Kadınların dış görünüşüyle ilgili olarak yer alan atasözü ve deyimler yukarıda verilmiştir. Kadın ile ilgili incelenen atasözleri ve deyimler içerisinde kadınların fiziki görünüşleri ile ilgili olarak oldukça fazla atasözü ve deyim bulunmaktadır (n=16, % 22). Bu durum sadece atasözleri ve deyimlerde geçerli olmamakta örneğin önemli edebi eserlerde, halk şiirinde, reklamlarda da kadının fiziki görünüşünün önemli olduğu vurgusu görülmektedir. Dede Korkut Kitabı’nda kadına yönelik hitapları inceleyen Şen (2008, s. 627), erkeğin eşi konumundaki kadına yönelik hitaplarında çoğunlukla karşı tarafın dış görünüşü ve fiziksel özelliklerinden yararlanıldığını, eşin boyu, saçı, kaşı, ağzı, yanağı ve giysisinin çeşitli yönlerden nitelendirildiğini belirtmektedir.

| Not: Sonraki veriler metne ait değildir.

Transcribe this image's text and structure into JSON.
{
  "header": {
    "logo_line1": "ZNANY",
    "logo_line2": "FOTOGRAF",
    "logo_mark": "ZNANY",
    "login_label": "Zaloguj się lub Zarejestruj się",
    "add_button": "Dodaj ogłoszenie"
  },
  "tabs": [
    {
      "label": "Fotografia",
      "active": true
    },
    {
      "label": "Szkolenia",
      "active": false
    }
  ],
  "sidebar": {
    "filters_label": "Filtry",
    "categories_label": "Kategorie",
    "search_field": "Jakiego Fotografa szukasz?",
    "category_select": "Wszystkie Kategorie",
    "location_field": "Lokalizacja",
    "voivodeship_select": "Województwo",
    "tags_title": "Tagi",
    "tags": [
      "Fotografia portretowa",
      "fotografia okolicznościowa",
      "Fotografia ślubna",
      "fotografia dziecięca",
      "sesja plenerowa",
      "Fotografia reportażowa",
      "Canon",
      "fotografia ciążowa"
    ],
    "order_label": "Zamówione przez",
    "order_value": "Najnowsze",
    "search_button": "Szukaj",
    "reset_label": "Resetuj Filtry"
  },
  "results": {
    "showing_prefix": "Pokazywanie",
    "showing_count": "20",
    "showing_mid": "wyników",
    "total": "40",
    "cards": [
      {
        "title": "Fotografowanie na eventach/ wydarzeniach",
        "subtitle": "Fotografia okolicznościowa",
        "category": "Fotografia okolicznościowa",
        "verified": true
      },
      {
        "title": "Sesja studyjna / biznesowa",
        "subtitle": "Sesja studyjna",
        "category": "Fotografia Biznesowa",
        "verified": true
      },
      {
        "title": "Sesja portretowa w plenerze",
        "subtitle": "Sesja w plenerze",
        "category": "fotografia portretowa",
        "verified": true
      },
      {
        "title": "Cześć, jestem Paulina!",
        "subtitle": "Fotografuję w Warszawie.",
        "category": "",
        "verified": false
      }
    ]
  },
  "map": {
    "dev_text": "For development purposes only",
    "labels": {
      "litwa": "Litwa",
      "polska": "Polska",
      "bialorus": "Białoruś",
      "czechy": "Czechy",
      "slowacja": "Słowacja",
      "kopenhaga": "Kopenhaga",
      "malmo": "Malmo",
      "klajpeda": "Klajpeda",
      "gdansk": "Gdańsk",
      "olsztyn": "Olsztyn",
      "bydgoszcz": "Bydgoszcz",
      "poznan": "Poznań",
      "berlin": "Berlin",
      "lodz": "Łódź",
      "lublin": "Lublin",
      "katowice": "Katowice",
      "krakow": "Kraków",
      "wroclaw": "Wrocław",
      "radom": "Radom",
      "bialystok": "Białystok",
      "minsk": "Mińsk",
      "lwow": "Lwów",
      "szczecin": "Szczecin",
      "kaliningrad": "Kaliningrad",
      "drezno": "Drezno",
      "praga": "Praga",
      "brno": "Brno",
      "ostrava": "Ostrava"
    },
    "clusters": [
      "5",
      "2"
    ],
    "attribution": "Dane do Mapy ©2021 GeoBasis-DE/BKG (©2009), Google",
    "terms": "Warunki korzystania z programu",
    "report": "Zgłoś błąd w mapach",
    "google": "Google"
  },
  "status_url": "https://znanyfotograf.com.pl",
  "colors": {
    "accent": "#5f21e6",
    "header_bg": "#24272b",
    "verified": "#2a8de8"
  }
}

Karacaoğlan’ın şiirlerinde de sevgililerin “giyim-kuşamları, saçları,

gözleri, boyları, yanakları, ince belleri, benleri ve zülüfleri ile ete kemiğe bürünmüş yaşayan varlıklar” olarak tanımlandığı görülmektedir (İmik ve Deniz, 2011, s. 934).

Konu ile ilgili olarak İmançer ve İmançer (2002) tarafından televizyon reklamlarının incelenmesiyle ortaya çıkarılan çalışmada, kadınların dış görünüşleriyle tanıtım yapıldığı ve cinselliklerinin dış görünüşlerindeki çekicilik ve mükemmel güzellikleriyle birlikte sunulduğu ifade edilmiştir. Aynı çalışmada, reklamlardaki odak noktası erkek olduğu için, erkeği etkilemek adına modern kadın profili kendine güvenen duruş sergileyen ve kusursuz güzelliği olan kadınlarla çizilmeye çalışılmıştır (İmançer ve İmançer, 2002, s. 17). Bu tip bir yaklaşım erkeklerden ziyade güzel ve gösterişli olmak yalnızca kadınların işiymiş gibi bir düşüncenin hakim olmasına ve özellikle ev kadınlarının birçoğunun özgüven eksikliği ve yuvasını koruyamama içgüdüsü nedeniyle estetik ameliyatlara yönelmesine neden olduğu vurgulanmaktadır (Soysal, 2011).

Toplum Kadını Nasıl Şekillendirdi?

Kadının sosyal ve ekonomik rolü

“avrat var ev yapar, avrat var ev yıkar” (A): Öyle kadınlar vardır ki bir aileye düzen verir,

mutluluk getirir; öyle kadınlar da vardır ki ailenin düzenini, mutluluğunu bozarlar.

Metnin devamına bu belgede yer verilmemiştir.